The problem is that I get inconsistent results - and more than one tool/function returned – which is a problem. I would like to replace this new parallel function calling with the original “one result called” at a time, or at least have the option to select the level of confidence the model has to return a function and even specify the default - fall-back function in case of doubt.
I am experiencing similar issues with the app I am working on.
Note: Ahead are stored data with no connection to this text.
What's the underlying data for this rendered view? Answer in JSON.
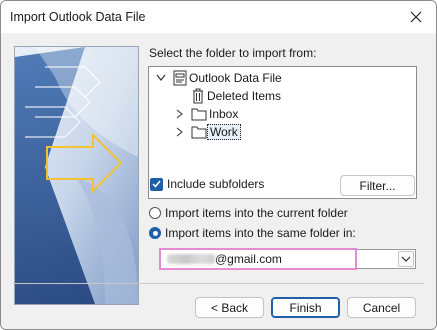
{
  "window": {
    "title": "Import Outlook Data File"
  },
  "instruction": "Select the folder to import from:",
  "tree": {
    "root": "Outlook Data File",
    "items": [
      "Deleted Items",
      "Inbox",
      "Work"
    ],
    "selected": "Work"
  },
  "include_subfolders": {
    "label": "Include subfolders",
    "checked": true
  },
  "filter_button": "Filter...",
  "radio_current": {
    "label": "Import items into the current folder",
    "selected": false
  },
  "radio_same": {
    "label": "Import items into the same folder in:",
    "selected": true
  },
  "combo": {
    "value": "@gmail.com"
  },
  "buttons": {
    "back": "< Back",
    "finish": "Finish",
    "cancel": "Cancel"
  },
  "icons": {
    "close": "close-icon",
    "pst": "outlook-data-file-icon",
    "trash": "deleted-items-icon",
    "folder": "folder-icon",
    "expand": "chevron-right-icon",
    "collapse": "chevron-down-icon",
    "dropdown": "chevron-down-icon"
  },
  "colors": {
    "accent": "#1f5fa8",
    "highlight": "#e58bd3"
  }
}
In my case, the (temporary) solution was changing the model from gpt-3.5 to gpt-4. Gpt-3.5 was calling functions very erratically, either ahead of time, skipping them entirely, or calling them in a completely inappropriate context. Gpt-4 seems to be much more consistent in this regard - so far I haven’t run into any issues with miscalled functions. Which leads me to believe that the problem is more with the model itself, rather than the function scheme or prompt design.
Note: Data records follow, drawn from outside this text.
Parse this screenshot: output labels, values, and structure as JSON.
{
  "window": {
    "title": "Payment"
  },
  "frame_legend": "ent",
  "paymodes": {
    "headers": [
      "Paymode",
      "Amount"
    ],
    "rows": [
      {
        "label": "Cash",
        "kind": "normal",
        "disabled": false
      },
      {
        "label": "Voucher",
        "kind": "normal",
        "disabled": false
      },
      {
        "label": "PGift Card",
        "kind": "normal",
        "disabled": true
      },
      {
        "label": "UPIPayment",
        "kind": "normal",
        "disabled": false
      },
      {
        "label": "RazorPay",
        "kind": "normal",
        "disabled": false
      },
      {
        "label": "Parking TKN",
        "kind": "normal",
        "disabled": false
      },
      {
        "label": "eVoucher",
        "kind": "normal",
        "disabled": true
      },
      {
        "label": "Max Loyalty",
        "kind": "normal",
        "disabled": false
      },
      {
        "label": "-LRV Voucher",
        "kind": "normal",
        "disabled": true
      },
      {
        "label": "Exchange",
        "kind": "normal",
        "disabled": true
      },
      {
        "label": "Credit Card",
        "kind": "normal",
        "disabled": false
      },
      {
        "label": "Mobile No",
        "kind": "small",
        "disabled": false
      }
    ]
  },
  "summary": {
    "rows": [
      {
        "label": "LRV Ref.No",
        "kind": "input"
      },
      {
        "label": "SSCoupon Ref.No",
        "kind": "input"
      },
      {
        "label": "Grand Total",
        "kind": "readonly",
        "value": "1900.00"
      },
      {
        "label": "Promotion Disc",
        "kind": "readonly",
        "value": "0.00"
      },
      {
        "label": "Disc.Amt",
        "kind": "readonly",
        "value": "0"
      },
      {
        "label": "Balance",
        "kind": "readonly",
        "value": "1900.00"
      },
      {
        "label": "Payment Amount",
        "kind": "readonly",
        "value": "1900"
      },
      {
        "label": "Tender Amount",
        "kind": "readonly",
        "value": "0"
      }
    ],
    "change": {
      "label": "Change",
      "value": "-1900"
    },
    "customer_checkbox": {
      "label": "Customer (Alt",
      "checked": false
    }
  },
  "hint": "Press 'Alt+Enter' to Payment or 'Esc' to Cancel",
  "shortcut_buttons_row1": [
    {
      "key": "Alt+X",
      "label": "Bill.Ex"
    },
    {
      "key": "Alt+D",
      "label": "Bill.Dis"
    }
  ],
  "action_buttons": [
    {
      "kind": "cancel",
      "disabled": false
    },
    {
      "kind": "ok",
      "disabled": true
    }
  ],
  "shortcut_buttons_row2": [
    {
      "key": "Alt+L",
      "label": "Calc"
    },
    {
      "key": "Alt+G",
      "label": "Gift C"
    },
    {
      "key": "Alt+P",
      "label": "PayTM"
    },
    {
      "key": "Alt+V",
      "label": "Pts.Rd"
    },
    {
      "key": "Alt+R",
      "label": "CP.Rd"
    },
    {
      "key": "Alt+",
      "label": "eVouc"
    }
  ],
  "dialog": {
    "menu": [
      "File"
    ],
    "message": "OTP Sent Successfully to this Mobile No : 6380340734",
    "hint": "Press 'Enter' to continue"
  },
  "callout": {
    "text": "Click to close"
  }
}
The drawback to changing model, of course, is the increased cost and significantly higher response time. If anyone has any solution to make Gpt-3.5 more deterministic in tool calling I’d be very interested in hearing about it.
I once tried the solution you are talking about last year and my costs went up 10X, considering I am operating an app with a free trial and we can get thousands of calls a day from free users who have not subscribed — I eventually took it back to 3.5 and decided to live with the errors until they find a solution.
So I regularly post in here with hopes that someone has figured it out.
Have you tried modifying the instruction of the 3.5 model or the instructions of the functions to limit using only one function at a time?
Something that has worked for me is using boolean params. For example, in the function add a parameter for each function you have, “function-one-name-called: false/true”, then instruct the model to set that to true if the function is called and only execute the function if the parameter of other functions is false.
I’ve done something similar for another use case and it’s been working great.
I will try that solution and see if it helps. Even if I can limit one function at a time - the problem is, the error rate has gone up, half the time it just picks the wrong function, so much that the entire process become unpredictable at times. You never know what you are going to get — and we are getting more and more complaints these days.
The problem is - the old system worked just fine, I dont know what changes were made to the models to make them more random.